My COBOL skills are a bit rusty and I have not been tempted to learn COBOL.Net as a dialect. (Yes, this exists, I am not kidding…). In fact, one of the reasons I got into databases was to get away from the Procedure Division of COBOL programs. So when a student asked me about EBCDIC support in SQL Server 2008, it brought back lots of memories. Of course, most of our flat files on the Microsoft platform are ASCII format, but there needs to be a way of translating the Mainframe data in IBM’s EBCDIC format to the ASCII format.

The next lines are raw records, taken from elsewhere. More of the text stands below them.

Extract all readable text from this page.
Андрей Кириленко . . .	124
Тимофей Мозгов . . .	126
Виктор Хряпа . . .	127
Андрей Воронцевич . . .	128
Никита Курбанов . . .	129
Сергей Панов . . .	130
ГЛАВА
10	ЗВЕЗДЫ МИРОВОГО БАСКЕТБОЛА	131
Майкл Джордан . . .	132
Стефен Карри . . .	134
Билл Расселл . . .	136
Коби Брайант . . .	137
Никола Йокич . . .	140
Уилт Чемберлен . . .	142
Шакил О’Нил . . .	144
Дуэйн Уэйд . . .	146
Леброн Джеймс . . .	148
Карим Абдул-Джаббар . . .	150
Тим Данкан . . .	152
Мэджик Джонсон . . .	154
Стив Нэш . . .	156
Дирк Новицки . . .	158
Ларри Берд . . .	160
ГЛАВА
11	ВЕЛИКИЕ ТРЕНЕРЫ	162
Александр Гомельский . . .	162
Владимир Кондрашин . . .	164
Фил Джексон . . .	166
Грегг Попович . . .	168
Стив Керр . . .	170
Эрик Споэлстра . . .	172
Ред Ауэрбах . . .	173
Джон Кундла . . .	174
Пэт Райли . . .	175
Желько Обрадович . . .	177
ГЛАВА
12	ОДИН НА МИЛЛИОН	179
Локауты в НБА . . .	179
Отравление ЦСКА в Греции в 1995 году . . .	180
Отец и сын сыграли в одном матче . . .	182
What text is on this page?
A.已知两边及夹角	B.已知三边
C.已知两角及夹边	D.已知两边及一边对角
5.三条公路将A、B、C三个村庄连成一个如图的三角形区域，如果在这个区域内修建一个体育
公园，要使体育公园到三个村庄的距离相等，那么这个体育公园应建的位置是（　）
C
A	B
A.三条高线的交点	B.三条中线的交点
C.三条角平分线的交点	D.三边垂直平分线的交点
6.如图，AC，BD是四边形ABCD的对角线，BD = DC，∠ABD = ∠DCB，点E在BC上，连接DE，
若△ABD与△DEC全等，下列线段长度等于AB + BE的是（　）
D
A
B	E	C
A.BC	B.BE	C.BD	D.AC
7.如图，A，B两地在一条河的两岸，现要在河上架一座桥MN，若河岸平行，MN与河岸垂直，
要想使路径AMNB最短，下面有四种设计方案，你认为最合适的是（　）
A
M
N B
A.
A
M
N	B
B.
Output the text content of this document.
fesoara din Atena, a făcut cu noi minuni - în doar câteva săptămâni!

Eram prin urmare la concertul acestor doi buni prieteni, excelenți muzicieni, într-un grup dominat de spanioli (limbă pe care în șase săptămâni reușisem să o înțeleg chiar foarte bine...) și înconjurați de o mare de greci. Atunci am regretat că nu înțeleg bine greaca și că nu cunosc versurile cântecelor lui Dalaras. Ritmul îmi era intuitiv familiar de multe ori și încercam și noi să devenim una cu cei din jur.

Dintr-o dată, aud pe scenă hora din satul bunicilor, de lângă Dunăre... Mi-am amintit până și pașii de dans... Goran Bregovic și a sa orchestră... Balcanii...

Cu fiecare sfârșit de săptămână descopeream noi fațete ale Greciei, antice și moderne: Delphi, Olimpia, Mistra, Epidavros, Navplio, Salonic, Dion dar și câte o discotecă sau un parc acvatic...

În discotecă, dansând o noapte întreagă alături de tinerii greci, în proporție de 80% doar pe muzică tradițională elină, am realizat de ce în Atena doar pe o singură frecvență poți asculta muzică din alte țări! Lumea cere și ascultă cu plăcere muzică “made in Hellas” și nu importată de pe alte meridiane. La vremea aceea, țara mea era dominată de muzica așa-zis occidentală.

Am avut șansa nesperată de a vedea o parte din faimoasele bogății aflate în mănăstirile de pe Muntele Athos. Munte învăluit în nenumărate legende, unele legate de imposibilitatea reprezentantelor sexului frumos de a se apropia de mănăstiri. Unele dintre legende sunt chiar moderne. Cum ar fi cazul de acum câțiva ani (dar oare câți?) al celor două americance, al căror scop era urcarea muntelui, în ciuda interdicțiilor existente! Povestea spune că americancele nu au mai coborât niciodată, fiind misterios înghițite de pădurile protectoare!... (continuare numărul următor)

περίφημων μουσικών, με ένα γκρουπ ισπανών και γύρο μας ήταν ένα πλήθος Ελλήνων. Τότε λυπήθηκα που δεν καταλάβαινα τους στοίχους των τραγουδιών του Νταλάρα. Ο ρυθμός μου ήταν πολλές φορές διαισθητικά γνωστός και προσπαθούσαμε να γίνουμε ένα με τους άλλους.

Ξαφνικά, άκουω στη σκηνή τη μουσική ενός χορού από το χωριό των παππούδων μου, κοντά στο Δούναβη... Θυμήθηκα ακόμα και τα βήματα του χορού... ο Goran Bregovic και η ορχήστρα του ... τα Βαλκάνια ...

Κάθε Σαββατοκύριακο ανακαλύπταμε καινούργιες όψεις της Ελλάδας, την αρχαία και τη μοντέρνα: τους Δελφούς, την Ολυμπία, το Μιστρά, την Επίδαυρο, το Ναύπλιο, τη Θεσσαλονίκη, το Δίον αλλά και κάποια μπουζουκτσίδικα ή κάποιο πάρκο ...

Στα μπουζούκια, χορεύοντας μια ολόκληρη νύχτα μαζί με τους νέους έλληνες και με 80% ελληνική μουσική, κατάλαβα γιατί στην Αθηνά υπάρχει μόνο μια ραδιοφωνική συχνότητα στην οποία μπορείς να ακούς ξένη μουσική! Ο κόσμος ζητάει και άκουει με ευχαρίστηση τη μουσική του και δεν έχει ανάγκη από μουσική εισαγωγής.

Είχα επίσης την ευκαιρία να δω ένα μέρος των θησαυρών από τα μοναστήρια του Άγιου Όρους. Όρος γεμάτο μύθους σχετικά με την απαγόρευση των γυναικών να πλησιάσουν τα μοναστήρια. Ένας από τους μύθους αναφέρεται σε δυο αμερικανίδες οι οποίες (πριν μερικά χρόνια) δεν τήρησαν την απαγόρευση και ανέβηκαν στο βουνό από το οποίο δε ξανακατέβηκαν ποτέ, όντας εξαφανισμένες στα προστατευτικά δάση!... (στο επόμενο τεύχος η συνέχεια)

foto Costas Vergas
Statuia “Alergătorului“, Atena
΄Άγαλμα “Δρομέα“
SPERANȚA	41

SQL Server Integration Services is responsible for the extract, transform and load of data, so surely it has some mechanisms for this conversion. Well, the trouble is, there are many forms of EBCDIC that were created before the world wide web and global sharing of data was a real concept. Tools like Informatica support these multiple formats but SSIS is relatively new to the market and is only now being considered as an industrial strength ETL tool. So there were a few holes there.
Checking out SSIS 2008, I counted 31 different EBCDIC formats now supported from Turkish to Thai to Modern Greek. An important one supported is EBCDIC code page 500 which is for International. However, there is more to conversion than selecting the correct code page. In EBCDIC there are packed decimal fields, Redefines, Occurs, Occurs Depending On etc which need to be handled correctly. That’s where a true ETL tool comes to play, with the intelligence to make this type of process automatic. Maybe next release of SSIS?
Well, in the meantime third party tools may be required to help us out. One such example is a Connection Manager from aminosoftware.com . It’s called Lysine and prevents you having to pre-process the data before it is pumped into an ASCII byte stream. Since SSIS is extensible, you can write custom components like this yourself. But why bother when someone else has been there, done that. Maybe Microsoft will snap it up and include it in SP1? We’ll see.